First seen Downstairs at Sloane Square two years ago this is a very appropriate opener for the Court's season in a shopping unit at the Elephant and Castle. I had wondered whether this outreach exercise would find a new audience or just be a different location for people who cross London to see shows in the home theatre. It is very difficult to judge an audience today on their appearance but certainly the ethnic balance did seem different with a great many young black women queuing and worrying whether there would be room for them and for whom this play was an ideal choice.

Its picture of a family: night-working father, mother, daughter at work, son at school, that most ordinary people could identify with. tucker green (this writer doesn't go in for upper case) is excellent at the tensions and uneasy tolerance between siblings and the repetitive reaction pattern across the generation gap but the ethnic element matches this household tragedy to the preponderance of black youths in reports of knife-crime.

She also has a splendid ear for contemporary Black British speech which she presents with the verbal richness of a poet.

This minimalist revival, again directed by Sacha Wares, is now played by Seroca Davis who performs all the characters, a tilt of the head or change of eye line marking the movement of a dialogue and her voices differentiating by pitch and the changing of pattern of speech between those raised in the Caribbean and those born here showing the differences of generation and gender. It is an accomplished and moving performance that combines all the skills of performing character and creating drama with the direct contact of the story-teller, facilitated by the proximity in which it is played.
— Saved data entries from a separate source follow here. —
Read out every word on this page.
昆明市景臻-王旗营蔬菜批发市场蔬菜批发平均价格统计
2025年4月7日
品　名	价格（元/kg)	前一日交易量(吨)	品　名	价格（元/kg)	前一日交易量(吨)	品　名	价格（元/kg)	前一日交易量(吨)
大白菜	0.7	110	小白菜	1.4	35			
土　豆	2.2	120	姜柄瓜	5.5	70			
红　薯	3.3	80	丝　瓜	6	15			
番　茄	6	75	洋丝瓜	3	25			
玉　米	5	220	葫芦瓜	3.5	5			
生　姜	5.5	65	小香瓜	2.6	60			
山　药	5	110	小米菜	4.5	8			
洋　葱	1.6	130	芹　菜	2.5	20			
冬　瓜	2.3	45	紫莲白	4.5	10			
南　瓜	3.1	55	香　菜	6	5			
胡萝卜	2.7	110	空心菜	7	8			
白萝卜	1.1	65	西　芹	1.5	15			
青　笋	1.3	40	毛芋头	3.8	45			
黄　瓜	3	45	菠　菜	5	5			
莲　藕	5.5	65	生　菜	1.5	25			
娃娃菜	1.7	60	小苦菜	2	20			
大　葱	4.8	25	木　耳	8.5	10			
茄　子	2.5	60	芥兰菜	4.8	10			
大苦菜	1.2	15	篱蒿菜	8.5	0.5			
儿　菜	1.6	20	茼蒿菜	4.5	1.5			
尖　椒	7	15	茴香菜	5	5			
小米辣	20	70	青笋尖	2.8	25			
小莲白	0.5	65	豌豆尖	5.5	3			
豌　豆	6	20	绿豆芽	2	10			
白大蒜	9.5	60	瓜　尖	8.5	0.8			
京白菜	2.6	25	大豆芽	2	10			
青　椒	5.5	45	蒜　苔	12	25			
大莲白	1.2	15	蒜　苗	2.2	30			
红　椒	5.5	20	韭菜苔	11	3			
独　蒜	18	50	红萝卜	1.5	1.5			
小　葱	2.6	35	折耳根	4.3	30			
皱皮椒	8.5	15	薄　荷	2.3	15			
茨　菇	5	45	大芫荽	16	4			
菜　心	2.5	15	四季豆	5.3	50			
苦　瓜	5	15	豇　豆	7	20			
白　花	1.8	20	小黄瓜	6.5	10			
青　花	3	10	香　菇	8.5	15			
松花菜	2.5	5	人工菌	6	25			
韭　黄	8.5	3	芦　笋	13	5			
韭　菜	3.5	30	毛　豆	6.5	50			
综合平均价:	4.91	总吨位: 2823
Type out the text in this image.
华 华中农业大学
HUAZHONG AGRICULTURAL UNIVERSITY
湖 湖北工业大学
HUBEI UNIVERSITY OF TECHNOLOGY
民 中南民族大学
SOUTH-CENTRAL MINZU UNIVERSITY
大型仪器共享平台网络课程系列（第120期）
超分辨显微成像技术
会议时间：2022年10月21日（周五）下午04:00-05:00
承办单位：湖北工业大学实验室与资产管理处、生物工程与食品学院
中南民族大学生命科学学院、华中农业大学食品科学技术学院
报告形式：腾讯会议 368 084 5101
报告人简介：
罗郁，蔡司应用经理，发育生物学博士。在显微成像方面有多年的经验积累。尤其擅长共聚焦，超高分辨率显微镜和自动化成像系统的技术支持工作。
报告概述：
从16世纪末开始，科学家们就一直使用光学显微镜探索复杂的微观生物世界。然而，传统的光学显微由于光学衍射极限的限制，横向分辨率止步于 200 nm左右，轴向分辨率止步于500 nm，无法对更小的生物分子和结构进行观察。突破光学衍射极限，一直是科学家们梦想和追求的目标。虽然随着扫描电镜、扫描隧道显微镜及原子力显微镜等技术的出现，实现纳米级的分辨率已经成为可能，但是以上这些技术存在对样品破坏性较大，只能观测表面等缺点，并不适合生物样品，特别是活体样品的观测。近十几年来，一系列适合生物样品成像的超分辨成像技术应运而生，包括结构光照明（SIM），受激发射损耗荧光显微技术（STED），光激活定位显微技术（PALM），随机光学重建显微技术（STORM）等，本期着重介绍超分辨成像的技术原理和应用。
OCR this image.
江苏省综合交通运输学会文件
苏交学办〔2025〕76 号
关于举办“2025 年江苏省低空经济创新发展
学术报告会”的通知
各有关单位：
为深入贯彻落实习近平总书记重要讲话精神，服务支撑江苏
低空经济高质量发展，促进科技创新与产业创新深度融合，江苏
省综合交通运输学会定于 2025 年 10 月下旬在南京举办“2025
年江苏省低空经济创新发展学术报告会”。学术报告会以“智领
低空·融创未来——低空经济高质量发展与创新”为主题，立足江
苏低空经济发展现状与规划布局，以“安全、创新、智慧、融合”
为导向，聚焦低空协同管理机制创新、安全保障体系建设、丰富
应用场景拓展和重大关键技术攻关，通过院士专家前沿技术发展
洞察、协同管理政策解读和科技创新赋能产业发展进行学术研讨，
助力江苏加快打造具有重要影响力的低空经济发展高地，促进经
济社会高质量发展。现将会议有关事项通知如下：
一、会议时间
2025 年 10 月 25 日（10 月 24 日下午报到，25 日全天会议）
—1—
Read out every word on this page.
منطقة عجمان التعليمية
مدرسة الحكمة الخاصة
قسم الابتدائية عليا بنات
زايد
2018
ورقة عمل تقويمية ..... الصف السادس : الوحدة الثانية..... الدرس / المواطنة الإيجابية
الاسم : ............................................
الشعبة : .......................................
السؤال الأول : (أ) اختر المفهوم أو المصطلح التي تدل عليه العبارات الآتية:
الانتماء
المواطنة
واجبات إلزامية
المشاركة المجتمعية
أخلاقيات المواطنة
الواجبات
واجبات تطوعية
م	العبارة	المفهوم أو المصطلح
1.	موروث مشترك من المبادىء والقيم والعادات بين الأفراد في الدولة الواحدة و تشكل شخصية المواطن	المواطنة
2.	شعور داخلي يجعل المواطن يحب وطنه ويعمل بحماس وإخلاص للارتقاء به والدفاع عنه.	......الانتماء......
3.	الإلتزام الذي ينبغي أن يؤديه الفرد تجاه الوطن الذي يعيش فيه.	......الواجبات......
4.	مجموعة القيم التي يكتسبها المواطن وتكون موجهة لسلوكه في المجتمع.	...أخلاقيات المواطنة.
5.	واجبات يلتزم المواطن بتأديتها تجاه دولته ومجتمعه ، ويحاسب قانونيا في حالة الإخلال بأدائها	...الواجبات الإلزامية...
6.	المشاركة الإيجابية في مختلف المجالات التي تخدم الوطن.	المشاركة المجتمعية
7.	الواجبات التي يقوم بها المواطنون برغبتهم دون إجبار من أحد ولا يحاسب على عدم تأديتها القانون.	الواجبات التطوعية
There is no setting for this production beyond the space. In an empty shop sofas, armchairs, pouffés and dining chairs are lined up and grouped around a small empty square and inside the entrance and it is played against the white blinds which cover the windows on which the shadows of those outside are sometimes seen while the sounds of activity outside a reminder that this girl is part of the real world out there.

Until 27th March 2010 and to be followed by a season of Royal Court Plays. Theatre Local can be found near the entrance to the Shopping Centre marked by the Elephant and Castle totem at the top of a ramp from the Underground station. Go past the first shop and then turn right and it is clearly identified in the windows on your left.